Ayrıca, geleceğin dünyasına yönelik ne idarî, ne siyasî hiçbir alanda tasarımızın olmadığını, Allah'ın rızasından başka bir şey düşünmediğimizi herkes anlamış durumda. Aslında hususî bir zaman ve mekâna bakmayan bu türlü iddiaların aksini ispat etmek de kimsenin elinden gelmez. Tabir-i diğerle iddia eden ispat etmek, zorundadır. Yoksa devletin en üst kademesindeki ferdinden en alt seviyedekine kadar herkes için bir şey iddia edilebilir ve yeryüzünde böyle bir iddiaya muhatap olmadık birtek insan kalmaz.
Günümüzde eğitimden iktisadi hayata kadar bir çok güzel gelişmeler söz konusudur.
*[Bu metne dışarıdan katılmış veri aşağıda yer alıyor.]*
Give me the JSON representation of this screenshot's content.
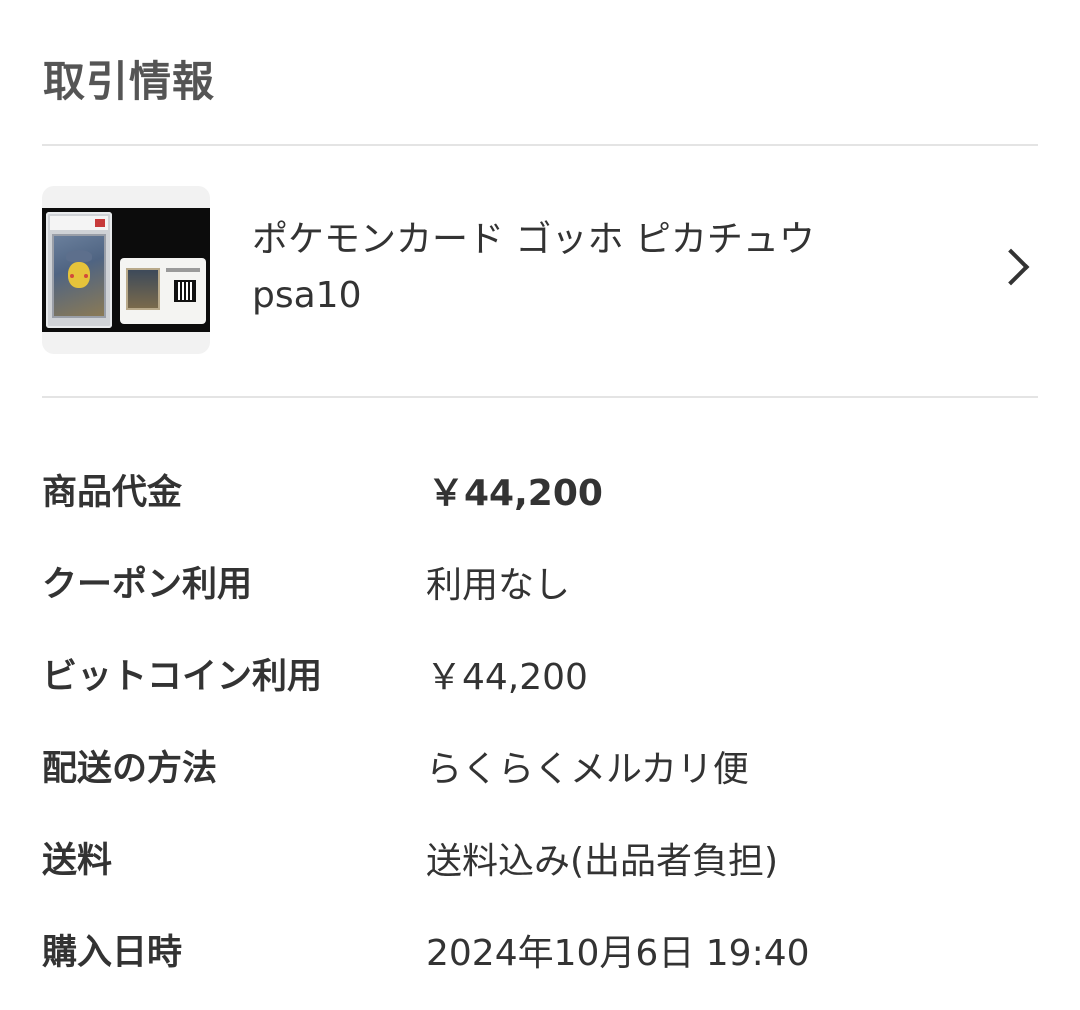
{
  "section": {
    "title": "取引情報"
  },
  "item": {
    "name_line1": "ポケモンカード ゴッホ ピカチュウ",
    "name_line2": "psa10",
    "thumbnail_icon": "product-photo",
    "chevron_icon": "chevron-right-icon"
  },
  "details": [
    {
      "label": "商品代金",
      "value": "￥44,200"
    },
    {
      "label": "クーポン利用",
      "value": "利用なし"
    },
    {
      "label": "ビットコイン利用",
      "value": "￥44,200"
    },
    {
      "label": "配送の方法",
      "value": "らくらくメルカリ便"
    },
    {
      "label": "送料",
      "value": "送料込み(出品者負担)"
    },
    {
      "label": "購入日時",
      "value": "2024年10月6日 19:40"
    }
  ],
  "colors": {
    "text": "#333333",
    "title": "#555555",
    "divider": "#e4e4e4",
    "thumb_bg": "#f2f2f2"
  }
}
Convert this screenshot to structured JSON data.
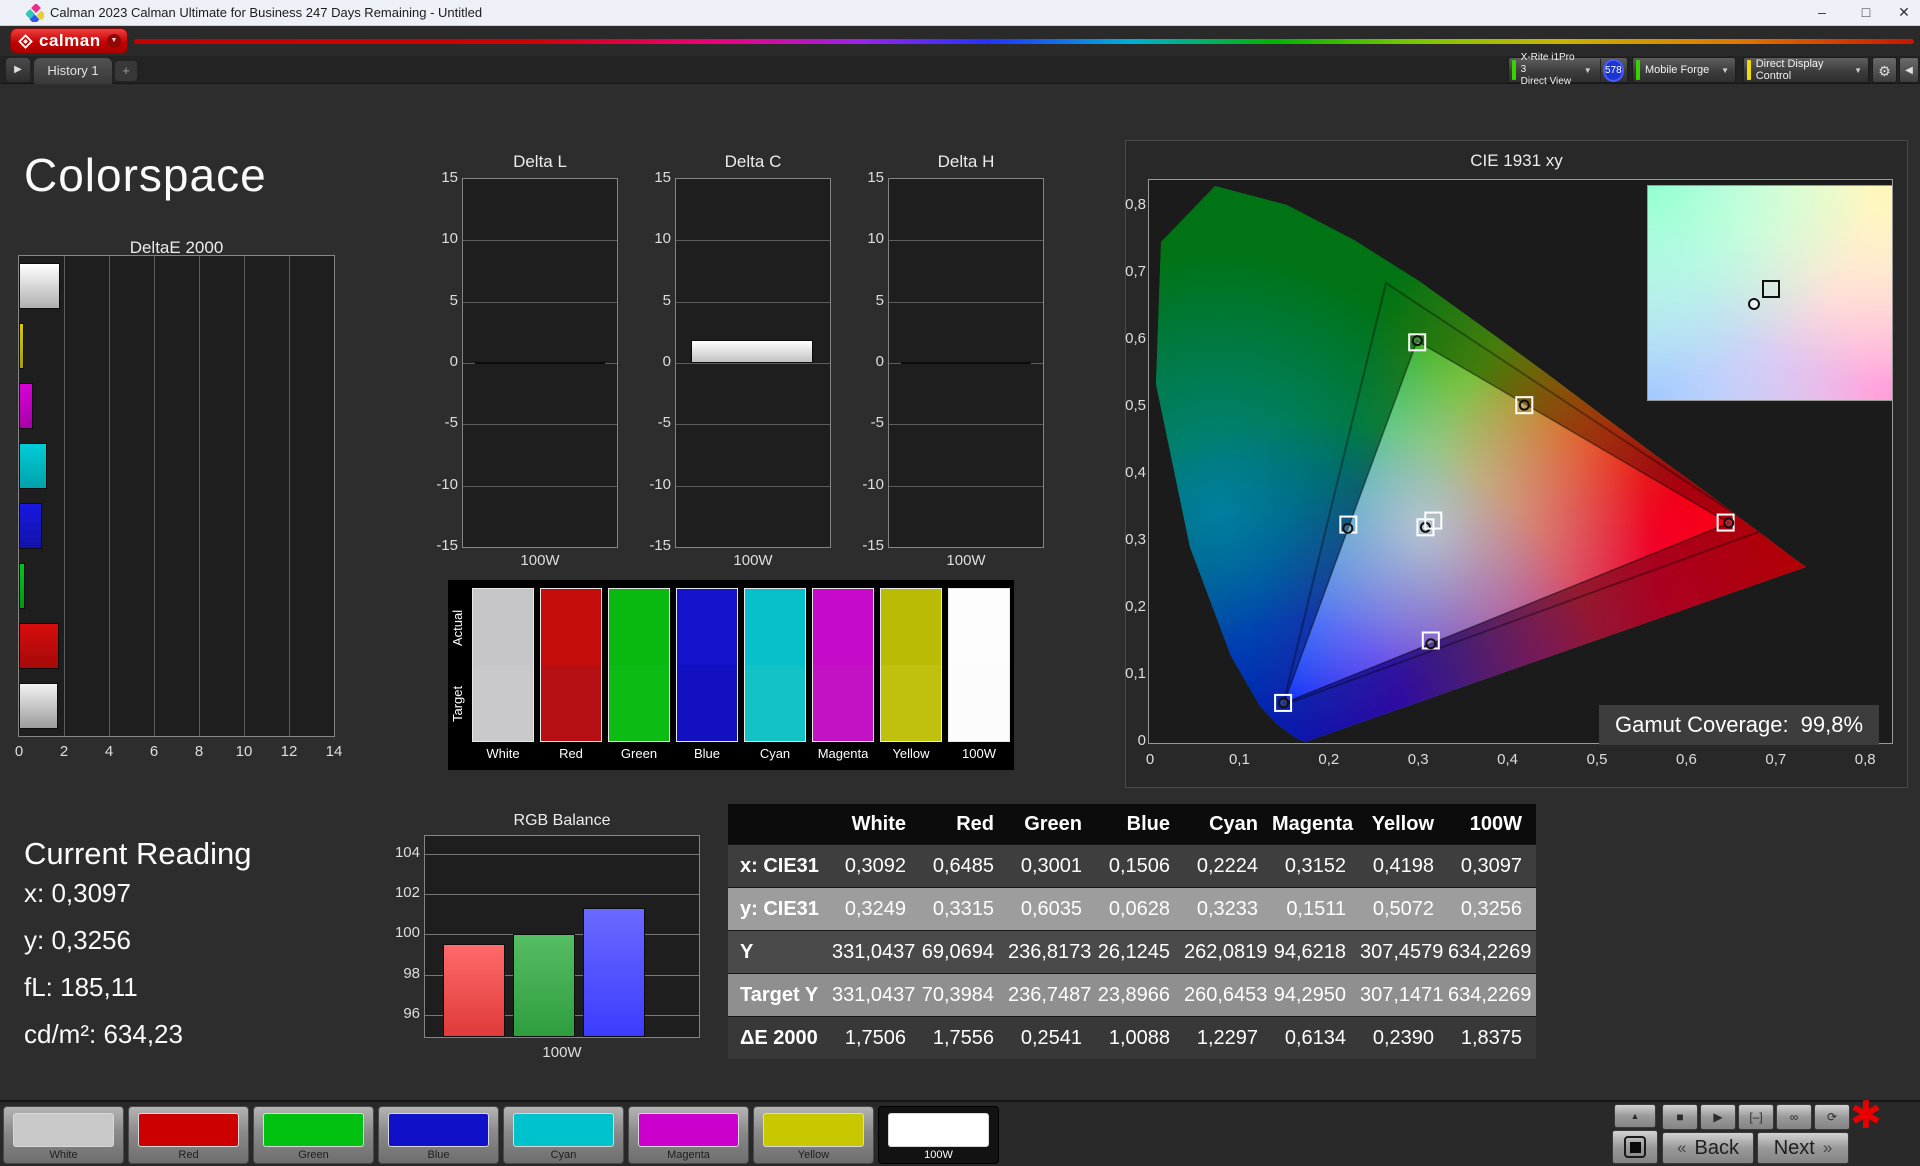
{
  "window": {
    "title": "Calman 2023 Calman Ultimate for Business 247 Days Remaining  - Untitled",
    "minimize": "–",
    "maximize": "□",
    "close": "✕"
  },
  "brand": {
    "name": "calman",
    "dropdown": "▼"
  },
  "tab_bar": {
    "expander": "▶",
    "tab": "History 1",
    "add": "+",
    "meter": {
      "line1": "X-Rite i1Pro 3",
      "line2": "Direct View",
      "badge": "578",
      "dropdown": "▼",
      "accent": "#35d400"
    },
    "pattern_source": {
      "label": "Mobile Forge",
      "dropdown": "▼",
      "accent": "#35d400"
    },
    "display_control": {
      "label": "Direct Display Control",
      "dropdown": "▼",
      "accent": "#f0dc00"
    },
    "gear": "⚙",
    "collapse": "◀"
  },
  "page_title": "Colorspace",
  "deltae_chart": {
    "type": "bar",
    "title": "DeltaE 2000",
    "xlim": [
      0,
      14
    ],
    "x_ticks": [
      "0",
      "2",
      "4",
      "6",
      "8",
      "10",
      "12",
      "14"
    ],
    "bars_top_to_bottom": [
      {
        "label": "100W",
        "value": 1.8375,
        "c1": "#ffffff",
        "c2": "#b0b0b0"
      },
      {
        "label": "Yellow",
        "value": 0.239,
        "c1": "#d8ca00",
        "c2": "#a89e00"
      },
      {
        "label": "Magenta",
        "value": 0.6134,
        "c1": "#d800d8",
        "c2": "#a800a8"
      },
      {
        "label": "Cyan",
        "value": 1.2297,
        "c1": "#00ccd8",
        "c2": "#00a2aa"
      },
      {
        "label": "Blue",
        "value": 1.0088,
        "c1": "#1818e0",
        "c2": "#1212a8"
      },
      {
        "label": "Green",
        "value": 0.2541,
        "c1": "#00c61e",
        "c2": "#009a16"
      },
      {
        "label": "Red",
        "value": 1.7556,
        "c1": "#d80c0c",
        "c2": "#a40a0a"
      },
      {
        "label": "White",
        "value": 1.7506,
        "c1": "#f2f2f2",
        "c2": "#9c9c9c"
      }
    ]
  },
  "delta_charts": {
    "ylim": [
      -15,
      15
    ],
    "y_ticks": [
      "15",
      "10",
      "5",
      "0",
      "-5",
      "-10",
      "-15"
    ],
    "x_label": "100W",
    "charts": [
      {
        "title": "Delta L",
        "value": 0
      },
      {
        "title": "Delta C",
        "value": 1.9
      },
      {
        "title": "Delta H",
        "value": 0
      }
    ]
  },
  "swatches": {
    "row_labels": [
      "Actual",
      "Target"
    ],
    "items": [
      {
        "label": "White",
        "actual": "#c6c6c8",
        "target": "#c9c9cb"
      },
      {
        "label": "Red",
        "actual": "#c50d0d",
        "target": "#b60f13"
      },
      {
        "label": "Green",
        "actual": "#09b90f",
        "target": "#0cbb13"
      },
      {
        "label": "Blue",
        "actual": "#1512cb",
        "target": "#1310c1"
      },
      {
        "label": "Cyan",
        "actual": "#06c0ca",
        "target": "#12c2c4"
      },
      {
        "label": "Magenta",
        "actual": "#c709c9",
        "target": "#c312c3"
      },
      {
        "label": "Yellow",
        "actual": "#b9bb04",
        "target": "#c0c10c"
      },
      {
        "label": "100W",
        "actual": "#fdfdfd",
        "target": "#fcfcfc"
      }
    ]
  },
  "cie": {
    "title": "CIE 1931 xy",
    "x_ticks": [
      "0",
      "0,1",
      "0,2",
      "0,3",
      "0,4",
      "0,5",
      "0,6",
      "0,7",
      "0,8"
    ],
    "y_ticks": [
      "0,8",
      "0,7",
      "0,6",
      "0,5",
      "0,4",
      "0,3",
      "0,2",
      "0,1",
      "0"
    ],
    "gamut_label": "Gamut Coverage:",
    "gamut_value": "99,8%",
    "markers": [
      {
        "name": "green",
        "sx": 0.3,
        "sy": 0.601,
        "mx": 0.3001,
        "my": 0.6035
      },
      {
        "name": "yellow",
        "sx": 0.4198,
        "sy": 0.5072,
        "mx": 0.4198,
        "my": 0.5072
      },
      {
        "name": "cyan",
        "sx": 0.223,
        "sy": 0.329,
        "mx": 0.2224,
        "my": 0.3233
      },
      {
        "name": "white",
        "sx": 0.3092,
        "sy": 0.3249,
        "mx": 0.3092,
        "my": 0.3249
      },
      {
        "name": "white-2",
        "sx": 0.318,
        "sy": 0.335,
        "mx": null,
        "my": null
      },
      {
        "name": "red",
        "sx": 0.645,
        "sy": 0.332,
        "mx": 0.6485,
        "my": 0.3315
      },
      {
        "name": "magenta",
        "sx": 0.3152,
        "sy": 0.156,
        "mx": 0.3152,
        "my": 0.1511
      },
      {
        "name": "blue",
        "sx": 0.15,
        "sy": 0.0628,
        "mx": 0.1506,
        "my": 0.0628
      }
    ]
  },
  "current_reading": {
    "title": "Current Reading",
    "lines": [
      "x: 0,3097",
      "y: 0,3256",
      "fL: 185,11",
      "cd/m²: 634,23"
    ]
  },
  "rgb_balance": {
    "type": "bar",
    "title": "RGB Balance",
    "x_label": "100W",
    "ylim": [
      94.9,
      104.9
    ],
    "y_ticks": [
      "104",
      "102",
      "100",
      "98",
      "96"
    ],
    "y_tick_values": [
      104,
      102,
      100,
      98,
      96
    ],
    "series": [
      {
        "name": "Red",
        "value": 99.55,
        "c1": "#ff6a6a",
        "c2": "#e03a3a"
      },
      {
        "name": "Green",
        "value": 100.0,
        "c1": "#55bd62",
        "c2": "#2f9e3f"
      },
      {
        "name": "Blue",
        "value": 101.3,
        "c1": "#6a6aff",
        "c2": "#3c3cff"
      }
    ]
  },
  "data_table": {
    "columns": [
      "White",
      "Red",
      "Green",
      "Blue",
      "Cyan",
      "Magenta",
      "Yellow",
      "100W"
    ],
    "rows": [
      {
        "label": "x: CIE31",
        "bg": "#3e3e3e",
        "values": [
          "0,3092",
          "0,6485",
          "0,3001",
          "0,1506",
          "0,2224",
          "0,3152",
          "0,4198",
          "0,3097"
        ]
      },
      {
        "label": "y: CIE31",
        "bg": "#9d9d9d",
        "values": [
          "0,3249",
          "0,3315",
          "0,6035",
          "0,0628",
          "0,3233",
          "0,1511",
          "0,5072",
          "0,3256"
        ]
      },
      {
        "label": "Y",
        "bg": "#4a4a4a",
        "values": [
          "331,0437",
          "69,0694",
          "236,8173",
          "26,1245",
          "262,0819",
          "94,6218",
          "307,4579",
          "634,2269"
        ]
      },
      {
        "label": "Target Y",
        "bg": "#8f8f8f",
        "values": [
          "331,0437",
          "70,3984",
          "236,7487",
          "23,8966",
          "260,6453",
          "94,2950",
          "307,1471",
          "634,2269"
        ]
      },
      {
        "label": "ΔE 2000",
        "bg": "#383838",
        "values": [
          "1,7506",
          "1,7556",
          "0,2541",
          "1,0088",
          "1,2297",
          "0,6134",
          "0,2390",
          "1,8375"
        ]
      }
    ]
  },
  "bottom_bar": {
    "patches": [
      {
        "label": "White",
        "color": "#c8c8c8",
        "selected": false
      },
      {
        "label": "Red",
        "color": "#cc0000",
        "selected": false
      },
      {
        "label": "Green",
        "color": "#00c010",
        "selected": false
      },
      {
        "label": "Blue",
        "color": "#1010c8",
        "selected": false
      },
      {
        "label": "Cyan",
        "color": "#00c2cc",
        "selected": false
      },
      {
        "label": "Magenta",
        "color": "#cc00cc",
        "selected": false
      },
      {
        "label": "Yellow",
        "color": "#c8c800",
        "selected": false
      },
      {
        "label": "100W",
        "color": "#ffffff",
        "selected": true
      }
    ],
    "transport": {
      "eject": "▲",
      "icons": [
        "■",
        "▶",
        "[–]",
        "∞",
        "⟳"
      ],
      "alert": "✱"
    },
    "back": {
      "icon": "«",
      "label": "Back"
    },
    "next": {
      "label": "Next",
      "icon": "»"
    }
  }
}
Hamiyetli iş adamlarımız, bir taraftan cehalete karşı ilim seferberliği başlatarak okullar açarken, diğer taraftan, fakirliğe karşı zengin olma seferberliği ilan ederek ticarî şirketler kurmaktadırlar. Şimdi bu türlü şeyler yapılıyor diye, vehimlere hüküm bina ederek, kapalı kapılar ardından, benim insanlara gizli bir şeyler söylediğim ve bununla belli hesapların, plânların peşinde olduğum şeklindeki yaklaşımlar, insafsızlık ve zulümden başka bir şey değildir.
İlimle insanların dimağlarını, kalblerini aydınlatanlar, onlara değişik istihdam imkânları hazırlayanlar, fakir-fukarayı zekât ve sadakasıyla destekleyenler, insanların en hayırlısıdır. İslâm'da 'hayır' tabiri, insanlara zarar verebilecek yoldaki bir taşı kaldırmadan alın da, eğitimden iktisadi hayata kadar herhangi bir eğitim müessesesi kurmaya kadar çok geniş ve şümullü bir çerçevesi vardır. Zira hadisin ifadesiyle 'insanların en hayırlısı insanlara hayırlı olandır.'
- tarihinde hazırlandı.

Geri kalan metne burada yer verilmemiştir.